Christs coming millennial Kingdom is a reward for good works done in the Saviours name after ones conversion and regeneration, (Luke 21: 35; 22: 28-30; Rev. 3: 21, etc.). This was an important part of Pauls ministry which he addressed to regenerate believers only; and their repentance and good works were necessary qualifications to attain an entrance into that Kingdom. But not all believers were willing to accept this truth; and so, after describing his personal experience and conversion, he says, -
Having obtained, therefore, that assistance which is from God, I stand unto this day, testifying both to small and great, saying nothing beyond what the prophets and Moses did say should come: how that the Messiah must suffer, and how that he first, from a resurrection of dead ones (Greek), would proclaim LIGHT both to the people and to the Gentiles. And as he thus made his defence, FESTUS said with a loud voice, Thou art mad, Paul; thy great learning has turned thee mad: (verses 22-24.).

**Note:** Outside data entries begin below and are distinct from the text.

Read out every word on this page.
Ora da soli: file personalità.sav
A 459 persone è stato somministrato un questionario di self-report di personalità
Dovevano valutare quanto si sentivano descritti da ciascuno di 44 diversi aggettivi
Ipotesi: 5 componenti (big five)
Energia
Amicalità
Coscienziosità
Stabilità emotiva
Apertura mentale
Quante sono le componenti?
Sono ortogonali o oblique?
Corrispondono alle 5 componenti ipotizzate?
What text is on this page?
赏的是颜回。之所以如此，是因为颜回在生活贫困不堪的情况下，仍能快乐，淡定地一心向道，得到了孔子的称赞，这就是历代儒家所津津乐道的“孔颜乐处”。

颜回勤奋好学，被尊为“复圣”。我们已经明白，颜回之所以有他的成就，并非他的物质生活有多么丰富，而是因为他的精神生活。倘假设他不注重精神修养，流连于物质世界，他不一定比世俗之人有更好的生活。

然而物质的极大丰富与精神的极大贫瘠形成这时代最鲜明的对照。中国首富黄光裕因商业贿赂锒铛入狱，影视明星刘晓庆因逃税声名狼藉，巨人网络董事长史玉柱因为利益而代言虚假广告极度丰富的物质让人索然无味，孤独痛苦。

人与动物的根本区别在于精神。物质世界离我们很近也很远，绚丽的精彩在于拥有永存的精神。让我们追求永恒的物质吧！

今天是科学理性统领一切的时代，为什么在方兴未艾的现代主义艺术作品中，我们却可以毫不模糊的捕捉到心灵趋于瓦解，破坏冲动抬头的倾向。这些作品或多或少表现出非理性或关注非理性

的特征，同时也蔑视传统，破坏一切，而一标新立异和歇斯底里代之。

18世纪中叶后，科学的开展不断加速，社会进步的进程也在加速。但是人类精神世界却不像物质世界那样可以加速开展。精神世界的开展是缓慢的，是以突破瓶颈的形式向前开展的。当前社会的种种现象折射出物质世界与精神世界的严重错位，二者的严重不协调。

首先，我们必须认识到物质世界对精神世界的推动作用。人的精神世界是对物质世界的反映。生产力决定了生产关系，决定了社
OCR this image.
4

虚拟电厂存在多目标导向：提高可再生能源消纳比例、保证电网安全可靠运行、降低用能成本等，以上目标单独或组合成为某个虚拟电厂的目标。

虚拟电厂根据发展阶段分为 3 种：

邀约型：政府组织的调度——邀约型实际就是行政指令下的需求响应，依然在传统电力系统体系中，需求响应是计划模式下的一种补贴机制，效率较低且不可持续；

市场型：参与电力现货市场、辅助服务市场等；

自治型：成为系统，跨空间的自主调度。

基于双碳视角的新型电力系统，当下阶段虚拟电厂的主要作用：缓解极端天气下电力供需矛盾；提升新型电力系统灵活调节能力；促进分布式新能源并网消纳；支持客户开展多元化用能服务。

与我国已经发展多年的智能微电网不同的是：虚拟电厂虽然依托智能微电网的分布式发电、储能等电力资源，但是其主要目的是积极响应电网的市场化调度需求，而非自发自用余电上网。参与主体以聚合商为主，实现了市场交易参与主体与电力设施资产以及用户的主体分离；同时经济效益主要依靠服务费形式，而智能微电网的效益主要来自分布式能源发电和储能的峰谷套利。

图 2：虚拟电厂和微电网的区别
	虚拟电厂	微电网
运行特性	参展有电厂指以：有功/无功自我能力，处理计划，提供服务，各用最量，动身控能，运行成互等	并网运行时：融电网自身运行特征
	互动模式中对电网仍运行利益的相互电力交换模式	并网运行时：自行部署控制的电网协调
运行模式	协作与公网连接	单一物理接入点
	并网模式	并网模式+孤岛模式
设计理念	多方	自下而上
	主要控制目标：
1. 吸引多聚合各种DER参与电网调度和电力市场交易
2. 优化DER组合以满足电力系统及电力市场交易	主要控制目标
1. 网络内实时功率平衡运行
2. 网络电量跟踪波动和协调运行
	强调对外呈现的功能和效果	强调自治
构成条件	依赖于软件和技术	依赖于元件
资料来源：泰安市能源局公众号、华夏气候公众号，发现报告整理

For the king knoweth these things, unto whom also I speak freely: for I am persuaded that NONE OF THESE THINGS IS HIDDEN FROM HIM; for this hath not been done in a corner. (verse 26.)
Both Felix and Festus had heard from others that these responsibility truths were an important part of the Apostles message to Christians; and that he continually reminded them of their importance in his epistles. But, the sad fact was, many were not always able or willing to believe him or accept the dire consequences which would happen to those who rejected his message. Many Christians were opposed to Gods conditional promises; and others who had a clear understanding of them, had apostatised from the faith. See 2 Tim. 2: 17-17; 3: 1-7; 4: 1-4, 9, 10, 14, 16. Compare with Gal. 5: 5; Eph. 5: 21; 1 Cor. 6: 1-9; 10: 1-11, etc.
Paul knew what it was to suffer for telling Gods people the whole truth. The gospel message and the salvation which he taught, was not always a reference to eternal salvation received through faith alone in Christ Jesus! Take heed to thyself, and to thy teaching. Continue in these things; for IN DOING THIS THOU SHALT SAVE BOTH THYSELF AND THEM THAT HEAR THEE (1 Tim. 4: 16). Being often misunderstood, rejected, persecuted and judged as not fit that he should live (Acts 22: 22, R.V.), he never compromised with these truths of Gods Word. How contrary his beliefs and teachings were to what we hear throughout Christendom today!]
WHAT FELIX DID.
Though believing in Pauls innocence, we are told that he kept Paul a prisoner for two years; and, when he vacated his office, he went away, and
willing to show the Jews a pleasure, left Paul bound (verse 27).
This was his conscience! He knew not the truth of God. He acted on policy; not on principle. Not believing the Scriptures, his conscience was not good: either toward man, or toward God.
Thus we have the solemn contrast between Paul and Felix.
Paul believed all things written in the Scriptures of truth; and had the blessed hope of resurrection, and of resurrection life beyond the grave, which he will surely enjoy.
Felix believed in a convenient season, which never came: and he hoped for money, which, we may be perfectly sure he never got [from Paul].
So it will be with the faith and hope of all who know not God.